Fönster säkerhet

FÖRCH presenterar 3 i 1

2009-12-22

Wenn es darum geht, für ein Haus eine perfekte Energiebilanz zu erreichen, würden Planer und Bauingenieure am liebsten keine Fenster einbauen. Denn jede Öffnung in der Wand birgt Risiken in Sachen Wärmedämmung und Feuchtigkeit. Für eine langfristige und optimale Abdichtung der Fuge zwischen Fenster und Mauerwerk, empfiehlt FÖRCH das Fugenband 3 in 1.

Einfach zu handhaben, bei jedem Wetter zu verarbeiten, sauber und schnell angebracht vereint das Fugenband außerdem die drei wichtigsten Funktionen, wenn es um den kleinen Spalt zwischen Fensterrahmen und Mauer geht: Von Außen ist es schlagregensicher, von Innen luftdicht und in der Mitte wirkt es wärmedämmend und schallmindernd. Verantwortlich dafür ist der dreiteilige Aufbau mit mehreren Funktionsmembranen. Sie garantieren, dass das FÖRCH Fugenband 3 in 1 auch die künftigen Richtlinien des RAL-Leitfadens im Fensterbau erfüllen. Im Gegensatz zu herkömmlichen Abdichtungsverfahren ist das Fugenband 3 in 1 vor Flankenabriss bei Bauteilebewegungen gefeit. Ein zusätzlicher Fugenabschluss mit Hilfe von Silikon (außen) und Acryl (innen) ist nicht mehr nötig.

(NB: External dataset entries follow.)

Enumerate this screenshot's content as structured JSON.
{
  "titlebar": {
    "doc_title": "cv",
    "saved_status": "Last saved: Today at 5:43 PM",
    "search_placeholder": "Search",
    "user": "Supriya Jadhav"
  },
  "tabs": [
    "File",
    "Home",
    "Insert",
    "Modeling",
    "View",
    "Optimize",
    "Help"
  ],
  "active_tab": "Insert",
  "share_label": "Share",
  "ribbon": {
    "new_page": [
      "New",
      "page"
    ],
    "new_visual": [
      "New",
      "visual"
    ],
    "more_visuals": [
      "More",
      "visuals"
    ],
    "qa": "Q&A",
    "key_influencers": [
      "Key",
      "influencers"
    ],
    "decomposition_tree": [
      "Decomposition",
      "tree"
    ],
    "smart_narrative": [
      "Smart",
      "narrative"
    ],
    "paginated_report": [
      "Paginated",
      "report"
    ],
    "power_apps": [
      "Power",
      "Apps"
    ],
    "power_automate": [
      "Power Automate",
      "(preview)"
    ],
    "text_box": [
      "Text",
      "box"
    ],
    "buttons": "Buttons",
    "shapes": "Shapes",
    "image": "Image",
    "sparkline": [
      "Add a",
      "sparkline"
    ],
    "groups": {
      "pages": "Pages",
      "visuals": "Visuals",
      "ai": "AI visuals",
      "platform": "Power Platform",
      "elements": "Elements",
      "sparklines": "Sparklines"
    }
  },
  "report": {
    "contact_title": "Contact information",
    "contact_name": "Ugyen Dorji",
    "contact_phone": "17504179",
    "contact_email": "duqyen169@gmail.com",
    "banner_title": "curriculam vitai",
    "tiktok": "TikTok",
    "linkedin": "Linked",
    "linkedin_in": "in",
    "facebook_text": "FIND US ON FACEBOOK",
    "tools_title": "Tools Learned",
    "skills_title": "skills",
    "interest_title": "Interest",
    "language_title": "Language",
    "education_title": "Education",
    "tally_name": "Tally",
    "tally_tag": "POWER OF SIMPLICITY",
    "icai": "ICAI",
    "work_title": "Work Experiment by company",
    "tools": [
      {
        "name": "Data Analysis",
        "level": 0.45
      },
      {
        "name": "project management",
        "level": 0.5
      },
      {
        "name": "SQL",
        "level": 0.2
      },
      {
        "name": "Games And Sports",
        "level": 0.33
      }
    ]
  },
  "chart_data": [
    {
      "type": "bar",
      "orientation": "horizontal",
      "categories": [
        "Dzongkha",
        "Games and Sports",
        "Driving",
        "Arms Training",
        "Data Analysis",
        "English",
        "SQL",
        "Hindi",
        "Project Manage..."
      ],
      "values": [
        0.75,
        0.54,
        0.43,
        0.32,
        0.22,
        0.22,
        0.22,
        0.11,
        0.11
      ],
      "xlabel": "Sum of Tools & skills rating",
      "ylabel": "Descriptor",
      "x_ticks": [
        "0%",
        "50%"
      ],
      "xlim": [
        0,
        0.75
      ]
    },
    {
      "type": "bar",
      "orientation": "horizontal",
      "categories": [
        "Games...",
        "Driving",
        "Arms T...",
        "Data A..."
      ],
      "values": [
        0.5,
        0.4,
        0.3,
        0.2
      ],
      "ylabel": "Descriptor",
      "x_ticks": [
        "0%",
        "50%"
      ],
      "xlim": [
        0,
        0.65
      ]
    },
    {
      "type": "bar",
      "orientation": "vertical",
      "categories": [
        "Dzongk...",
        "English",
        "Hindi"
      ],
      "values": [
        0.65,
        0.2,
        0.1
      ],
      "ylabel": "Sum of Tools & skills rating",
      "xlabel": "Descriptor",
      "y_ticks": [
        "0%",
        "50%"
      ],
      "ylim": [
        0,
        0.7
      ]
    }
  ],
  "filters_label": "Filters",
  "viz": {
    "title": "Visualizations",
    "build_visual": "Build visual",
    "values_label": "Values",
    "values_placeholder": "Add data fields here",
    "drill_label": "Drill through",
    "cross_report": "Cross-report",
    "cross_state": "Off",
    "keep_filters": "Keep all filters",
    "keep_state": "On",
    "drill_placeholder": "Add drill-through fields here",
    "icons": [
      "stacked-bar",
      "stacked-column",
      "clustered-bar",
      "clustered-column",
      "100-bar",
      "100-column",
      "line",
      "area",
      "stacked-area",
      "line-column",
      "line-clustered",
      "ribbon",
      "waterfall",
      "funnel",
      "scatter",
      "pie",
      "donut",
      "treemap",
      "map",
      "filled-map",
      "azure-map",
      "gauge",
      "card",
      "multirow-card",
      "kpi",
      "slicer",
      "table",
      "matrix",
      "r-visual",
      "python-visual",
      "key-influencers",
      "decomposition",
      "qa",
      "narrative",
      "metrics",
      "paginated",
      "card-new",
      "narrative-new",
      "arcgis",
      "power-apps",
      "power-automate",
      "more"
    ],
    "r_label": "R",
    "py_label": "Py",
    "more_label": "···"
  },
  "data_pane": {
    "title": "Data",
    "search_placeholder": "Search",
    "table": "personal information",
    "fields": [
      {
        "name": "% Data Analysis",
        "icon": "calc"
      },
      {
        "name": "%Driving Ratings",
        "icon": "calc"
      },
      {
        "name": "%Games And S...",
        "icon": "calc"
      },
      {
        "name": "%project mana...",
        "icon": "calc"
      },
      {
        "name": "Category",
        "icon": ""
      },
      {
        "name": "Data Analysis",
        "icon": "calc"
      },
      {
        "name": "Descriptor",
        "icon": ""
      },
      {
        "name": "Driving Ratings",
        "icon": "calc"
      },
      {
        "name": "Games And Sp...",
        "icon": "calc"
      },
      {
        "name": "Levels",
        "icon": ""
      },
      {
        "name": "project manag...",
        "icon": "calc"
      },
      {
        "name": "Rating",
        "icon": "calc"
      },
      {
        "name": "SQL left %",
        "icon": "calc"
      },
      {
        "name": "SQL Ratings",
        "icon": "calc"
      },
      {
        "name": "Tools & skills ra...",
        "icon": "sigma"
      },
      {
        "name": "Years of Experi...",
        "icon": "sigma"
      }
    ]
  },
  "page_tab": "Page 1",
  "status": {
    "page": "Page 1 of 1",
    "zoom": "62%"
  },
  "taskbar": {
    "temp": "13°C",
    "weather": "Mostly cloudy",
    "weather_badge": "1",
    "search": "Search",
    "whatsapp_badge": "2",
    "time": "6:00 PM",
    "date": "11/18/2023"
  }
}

Der Einbau des Fugenbandes ist denkbar einfach. Zunächst wird der Fensterrahmen gesäubert und dann das Band mit Hilfe des aufgebrachten Selbstklebestreifens fixiert. Für die optimale Passgenauigkeit kann es einfach mit einem Messer oder einer Schere zugeschnitten werden. Anschließend wird das Fenster in die vorgesehene Öffnung, wie gewohnt eingesetzt. Das vorkomprimierte Fugenband 3 in 1 von FÖRCH dehnt sich je nach Lufttemperatur innerhalb von maximal 24 Stunden aus und verschließt die Lücke sauber und dicht. Da es in drei verschiedenen Breiten – 4 bis 9, 6 bis 15 und 10 bis 20 Millimeter – erhältlich ist, werden sämtliche Situationen auf der Baustelle abgedeckt.

Somit ist ein schneller und sicherer Einbau zu jeder Jahreszeit möglich. Eventuelle Trocknungszeiten entfallen vollkommen und auch bei möglichen Bauwerksbewegungen – beispielsweise bei Sonneneinstrahlung bei großen Fensterelementen – bleibt die Fuge dicht, trocken und gedämmt. Und Planer und Bauingenieure können also doch bedenkenlos Gebäude mit Fenstern versehen lassen.